I probably spent nearly as much time blowing in the bottoms of the games, and inserting/removing/repeat blowing as i did playing. But yes it was a pretty awesome thing back then.. No walkthroughs unless i got the magazine, and it was hard enough to get the folks to buy a new game


----------



## Kassiopeija (Apr 26, 2020)

Gargoyles 2 is my favourite - nice story and wonderful score


----------



## hipressure (Apr 26, 2020)

Sorry to get a bit off topic here but still nintendo ! 

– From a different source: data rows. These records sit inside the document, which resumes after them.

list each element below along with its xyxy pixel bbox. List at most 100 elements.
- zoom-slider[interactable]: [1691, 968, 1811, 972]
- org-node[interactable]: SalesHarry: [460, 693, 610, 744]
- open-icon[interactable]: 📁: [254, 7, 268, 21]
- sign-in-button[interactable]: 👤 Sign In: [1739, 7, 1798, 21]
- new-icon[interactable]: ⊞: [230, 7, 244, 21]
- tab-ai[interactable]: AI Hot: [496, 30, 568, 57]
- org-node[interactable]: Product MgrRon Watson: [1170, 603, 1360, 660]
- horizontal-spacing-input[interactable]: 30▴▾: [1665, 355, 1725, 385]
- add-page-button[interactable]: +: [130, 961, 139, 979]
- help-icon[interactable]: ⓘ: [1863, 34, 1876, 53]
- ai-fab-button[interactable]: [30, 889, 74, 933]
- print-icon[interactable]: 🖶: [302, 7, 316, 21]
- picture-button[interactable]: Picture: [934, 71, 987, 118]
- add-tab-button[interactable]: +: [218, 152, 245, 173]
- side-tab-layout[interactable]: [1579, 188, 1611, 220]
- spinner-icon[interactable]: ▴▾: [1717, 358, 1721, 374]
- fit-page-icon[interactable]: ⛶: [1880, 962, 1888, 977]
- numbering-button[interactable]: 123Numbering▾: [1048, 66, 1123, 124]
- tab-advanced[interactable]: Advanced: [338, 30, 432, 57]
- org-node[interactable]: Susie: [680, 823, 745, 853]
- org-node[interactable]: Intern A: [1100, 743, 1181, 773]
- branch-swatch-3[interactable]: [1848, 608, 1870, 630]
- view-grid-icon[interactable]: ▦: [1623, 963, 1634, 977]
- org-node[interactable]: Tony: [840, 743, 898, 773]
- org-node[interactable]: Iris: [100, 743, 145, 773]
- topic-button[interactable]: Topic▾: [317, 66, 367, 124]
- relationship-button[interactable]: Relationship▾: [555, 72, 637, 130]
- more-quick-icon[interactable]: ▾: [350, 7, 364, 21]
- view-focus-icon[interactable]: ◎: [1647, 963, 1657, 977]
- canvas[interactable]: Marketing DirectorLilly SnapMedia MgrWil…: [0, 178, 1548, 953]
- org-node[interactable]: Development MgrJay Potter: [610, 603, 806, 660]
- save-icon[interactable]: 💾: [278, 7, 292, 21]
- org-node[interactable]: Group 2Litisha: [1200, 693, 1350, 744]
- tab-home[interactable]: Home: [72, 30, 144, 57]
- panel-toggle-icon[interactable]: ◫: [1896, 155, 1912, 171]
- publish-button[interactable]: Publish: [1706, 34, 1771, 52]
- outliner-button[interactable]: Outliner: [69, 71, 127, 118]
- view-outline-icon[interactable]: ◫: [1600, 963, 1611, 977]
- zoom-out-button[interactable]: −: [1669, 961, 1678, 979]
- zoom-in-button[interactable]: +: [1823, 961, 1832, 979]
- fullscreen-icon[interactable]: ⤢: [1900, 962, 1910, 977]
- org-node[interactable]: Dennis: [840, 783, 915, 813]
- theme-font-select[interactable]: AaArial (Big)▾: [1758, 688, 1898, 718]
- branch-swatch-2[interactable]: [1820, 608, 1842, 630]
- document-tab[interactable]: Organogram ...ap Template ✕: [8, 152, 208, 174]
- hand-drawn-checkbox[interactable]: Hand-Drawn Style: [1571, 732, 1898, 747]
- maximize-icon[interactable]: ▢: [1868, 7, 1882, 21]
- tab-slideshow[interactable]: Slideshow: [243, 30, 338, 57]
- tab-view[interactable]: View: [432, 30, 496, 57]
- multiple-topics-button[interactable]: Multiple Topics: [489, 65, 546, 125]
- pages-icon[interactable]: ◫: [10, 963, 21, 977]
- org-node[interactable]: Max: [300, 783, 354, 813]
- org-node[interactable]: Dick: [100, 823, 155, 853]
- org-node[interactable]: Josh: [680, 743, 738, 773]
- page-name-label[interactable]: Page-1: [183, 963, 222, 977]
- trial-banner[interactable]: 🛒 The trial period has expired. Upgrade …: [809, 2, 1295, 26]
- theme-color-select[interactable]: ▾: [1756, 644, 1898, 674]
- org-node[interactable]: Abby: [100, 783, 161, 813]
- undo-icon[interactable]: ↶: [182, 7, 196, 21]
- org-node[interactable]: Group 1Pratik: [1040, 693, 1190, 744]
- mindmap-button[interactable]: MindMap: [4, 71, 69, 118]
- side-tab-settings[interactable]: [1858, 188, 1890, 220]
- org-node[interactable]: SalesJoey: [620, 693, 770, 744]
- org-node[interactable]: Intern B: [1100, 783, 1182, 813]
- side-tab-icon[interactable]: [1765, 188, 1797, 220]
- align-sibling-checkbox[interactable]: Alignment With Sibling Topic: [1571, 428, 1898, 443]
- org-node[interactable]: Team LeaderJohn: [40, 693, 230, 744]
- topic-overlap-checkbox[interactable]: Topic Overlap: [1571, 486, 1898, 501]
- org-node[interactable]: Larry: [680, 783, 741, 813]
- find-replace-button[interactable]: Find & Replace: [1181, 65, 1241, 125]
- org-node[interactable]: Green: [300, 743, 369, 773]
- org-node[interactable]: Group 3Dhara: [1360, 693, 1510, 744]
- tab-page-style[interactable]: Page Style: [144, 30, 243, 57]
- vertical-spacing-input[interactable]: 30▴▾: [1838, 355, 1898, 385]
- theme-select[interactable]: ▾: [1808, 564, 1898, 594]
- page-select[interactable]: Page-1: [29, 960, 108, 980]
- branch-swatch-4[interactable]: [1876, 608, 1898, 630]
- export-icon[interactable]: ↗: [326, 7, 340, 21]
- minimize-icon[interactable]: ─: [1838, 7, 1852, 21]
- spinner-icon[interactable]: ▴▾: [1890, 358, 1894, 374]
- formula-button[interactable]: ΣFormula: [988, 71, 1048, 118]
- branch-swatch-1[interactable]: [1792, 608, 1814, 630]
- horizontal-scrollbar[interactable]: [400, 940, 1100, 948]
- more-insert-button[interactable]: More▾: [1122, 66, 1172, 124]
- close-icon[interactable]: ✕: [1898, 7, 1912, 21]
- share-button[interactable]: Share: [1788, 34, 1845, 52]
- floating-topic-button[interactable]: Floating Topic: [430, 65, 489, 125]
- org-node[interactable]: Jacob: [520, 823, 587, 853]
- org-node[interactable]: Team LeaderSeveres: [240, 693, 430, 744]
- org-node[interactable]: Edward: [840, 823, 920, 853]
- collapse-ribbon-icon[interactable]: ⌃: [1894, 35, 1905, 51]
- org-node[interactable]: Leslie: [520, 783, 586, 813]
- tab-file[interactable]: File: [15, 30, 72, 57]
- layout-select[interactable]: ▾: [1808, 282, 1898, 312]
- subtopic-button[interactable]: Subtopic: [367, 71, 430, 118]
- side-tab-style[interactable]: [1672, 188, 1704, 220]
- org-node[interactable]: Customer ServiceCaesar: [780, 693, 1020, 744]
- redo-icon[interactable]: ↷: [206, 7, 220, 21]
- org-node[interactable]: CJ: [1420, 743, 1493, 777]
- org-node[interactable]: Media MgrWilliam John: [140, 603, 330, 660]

Anyone remember virtual boy ? Was made by Nintendo briefly was a virtual reality headset type deal but basically all red lines for graphics ...dont think it ever really caught on but a vr game for that time was amazing .


----------



## oswizzle (Apr 26, 2020)

Anyone ever played Maniac Mansion... that game was pretty advanced for that era


----------



## Dreaming1 (Apr 29, 2020)

not "original", dream master was really hard to figure out.


----------



## Nizza (Apr 30, 2020)

The power glove!


----------



## TheDifferenceX (Apr 30, 2020)

Tecmo Bowl
Super Tecmo Bowl

The end......


----------



## srh88 (Apr 30, 2020)

tyler.durden said:


>


Tyler.. every time they thrust I hear the coin sound and now I hate you


----------



## tyler.durden (Apr 30, 2020)

srh88 said:


> Tyler.. every time they thrust I hear the coin sound and now I hate you


You have to fap to that gif to get it out of your mind, trust me. Let me know how it goes. And pics or it didn't happen...


----------



## LondonSeedCentre (May 4, 2020)

hipressure said:


> Sorry to get a bit off topic here but still nintendo !
> 
> 
> Anyone remember virtual boy ? Was made by Nintendo briefly was a virtual reality headset type deal but basically all red lines for graphics ...dont think it ever really caught on but a vr game for that time was amazing .


Yeah, apparently it was a big failure for Nintendo. I never had a chance to get my hands on it, but I'd really like to try it.

Jacob


----------